Read the full article by Nicole Reeve-Parker on the WholeU website. Start reading below…
Davon Woodard is an urban guy.
Though he spent a few years during grad school in Blacksburg, Virginia—a small college town in the Appalachian Mountains, home to Virginia Tech—most of his life he’s lived and worked in cities: Lansing, Chicago, Washington, D.C., Johannesburg (South Africa) and now Tacoma.
In fact, it’s fair to say Davon is downright passionate about urban spaces—particularly making them more equitable and livable for the diverse communities that inhabit them.
“Everyone has a right to a home (city) which is reflective of and respectful of their lived experiences,” he wrote. “My work is guided by that principle.”
Davon is an assistant professor of race and urbanism for the School of Urban Studies at the University of Washington Tacoma, researching and teaching critical urban theory within Black feminist and social justice frameworks. A digital ethnographer, his multidisciplinary training in economics, business analysis and community organizing informs his work.
Davon grew up in Kalamazoo, Michigan, studying public policy at Michigan State as an undergrad. An ardent college football fan, he attended the recent UW vs. Michigan State football game where he may or may not have been wearing green and white. (The Huskies won.)
“I plead the fifth,” he laughed. “Honestly, I bleed green and white. But I root for all the Seattle teams.”
He recently enjoyed the pre-season opener for the Seattle Kraken, and like the rest of the Pacific Northwest he’s anxiously waiting for professional basketball to return to the city.
Barriers to belonging
After completing his undergrad degree, Davon spent a decade engaged in community outreach and fundraising for nonprofit organizations in community-based health, performing arts and parks and recreation programs.
Across organizations and cities, he noticed a trend: certain demographic groups are enormously underserved by the public programs created to meet their needs.
Catalyzed by events like Hurricane Katrina in the gulf coast and, later, the lead contamination of water in Flint, Michigan—which disproportionally impacted people of color and laid bare the effects of systemic racism on BIPOC communities—Davon began to question the historical racialization of urban spaces.
You belong here
As a first-generation college graduate who identifies as both queer and BIPOC, and who was a nontraditional adult learner in graduate school, Davon has experienced his share of imposter syndrome.

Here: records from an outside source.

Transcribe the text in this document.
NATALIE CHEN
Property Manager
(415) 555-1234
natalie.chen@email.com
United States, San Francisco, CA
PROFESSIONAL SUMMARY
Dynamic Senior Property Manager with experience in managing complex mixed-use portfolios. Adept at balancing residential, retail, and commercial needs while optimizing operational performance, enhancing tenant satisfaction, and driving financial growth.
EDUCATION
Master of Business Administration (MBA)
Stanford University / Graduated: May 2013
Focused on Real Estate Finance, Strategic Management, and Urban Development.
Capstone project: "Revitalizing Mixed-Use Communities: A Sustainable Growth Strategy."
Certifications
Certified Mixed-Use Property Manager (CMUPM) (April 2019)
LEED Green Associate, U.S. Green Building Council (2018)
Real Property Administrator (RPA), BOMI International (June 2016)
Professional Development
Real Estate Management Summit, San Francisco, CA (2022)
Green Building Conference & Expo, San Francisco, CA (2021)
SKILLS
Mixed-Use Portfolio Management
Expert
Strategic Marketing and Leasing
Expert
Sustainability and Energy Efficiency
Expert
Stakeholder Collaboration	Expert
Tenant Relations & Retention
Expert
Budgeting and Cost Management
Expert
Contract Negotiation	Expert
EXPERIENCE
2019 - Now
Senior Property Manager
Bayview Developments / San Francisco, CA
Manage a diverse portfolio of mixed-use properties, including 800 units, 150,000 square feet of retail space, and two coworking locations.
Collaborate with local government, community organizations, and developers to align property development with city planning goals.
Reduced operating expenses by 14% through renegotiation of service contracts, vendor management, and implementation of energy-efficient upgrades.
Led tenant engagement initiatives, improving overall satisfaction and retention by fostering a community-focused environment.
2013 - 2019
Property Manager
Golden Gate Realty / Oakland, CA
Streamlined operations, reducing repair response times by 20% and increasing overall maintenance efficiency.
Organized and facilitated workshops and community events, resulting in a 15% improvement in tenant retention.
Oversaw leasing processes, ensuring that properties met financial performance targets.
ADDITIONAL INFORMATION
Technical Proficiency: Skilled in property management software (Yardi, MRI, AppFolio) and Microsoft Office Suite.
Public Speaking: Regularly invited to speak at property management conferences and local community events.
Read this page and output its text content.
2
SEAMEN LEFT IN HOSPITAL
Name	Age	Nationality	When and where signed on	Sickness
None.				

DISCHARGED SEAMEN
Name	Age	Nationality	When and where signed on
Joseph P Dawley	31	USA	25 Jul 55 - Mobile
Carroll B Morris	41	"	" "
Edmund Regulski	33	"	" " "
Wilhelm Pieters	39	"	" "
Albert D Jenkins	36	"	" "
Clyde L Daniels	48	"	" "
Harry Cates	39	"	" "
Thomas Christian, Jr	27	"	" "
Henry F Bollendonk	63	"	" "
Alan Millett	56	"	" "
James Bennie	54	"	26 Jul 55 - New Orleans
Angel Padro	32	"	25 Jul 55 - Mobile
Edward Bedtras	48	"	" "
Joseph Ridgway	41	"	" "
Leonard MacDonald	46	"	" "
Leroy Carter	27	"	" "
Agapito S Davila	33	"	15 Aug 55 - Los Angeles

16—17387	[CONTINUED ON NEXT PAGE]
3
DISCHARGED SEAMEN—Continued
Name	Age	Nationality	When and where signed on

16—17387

“I was literally the oldest person in my graduate program,” he said.
His educational path is a point of connection with his students, many of whom also identify as non-traditional, first-generation, queer, BIPOC—or all the above.
In fact, more than half of UW Tacoma’s students are first to college or first to degree in their families, and fully one-third of undergrads are underrepresented minorities. Many more students are veterans. The diversity of his students’ experiences makes it easy for Davon to connect classroom learning to real-world applications.
“Every student brings something unique to the discussion,” Davon said. “Every class is a little different.”
Having spent some time with family in Michigan over the summer, Davon is feeling refreshed and energized for another academic year. He’ll be traveling to Toronto in November for his first academic conference as a professor—a milestone about which he is particularly excited.
He’s also stoked about his next research projects. Through the first, he hopes to replicate the dataset he created during his time in Johannesburg—this time, in Tacoma’s Black communities. The second uses the lens of Afrofuturism, the intersection of culture, science and technology within the African diaspora, in reimagining the urban.
“Afrofuturism is possibility,” Davon said. “As a visioning tool, I hope to use it as a way of reimagining and co-creating a new shared vision of the future.”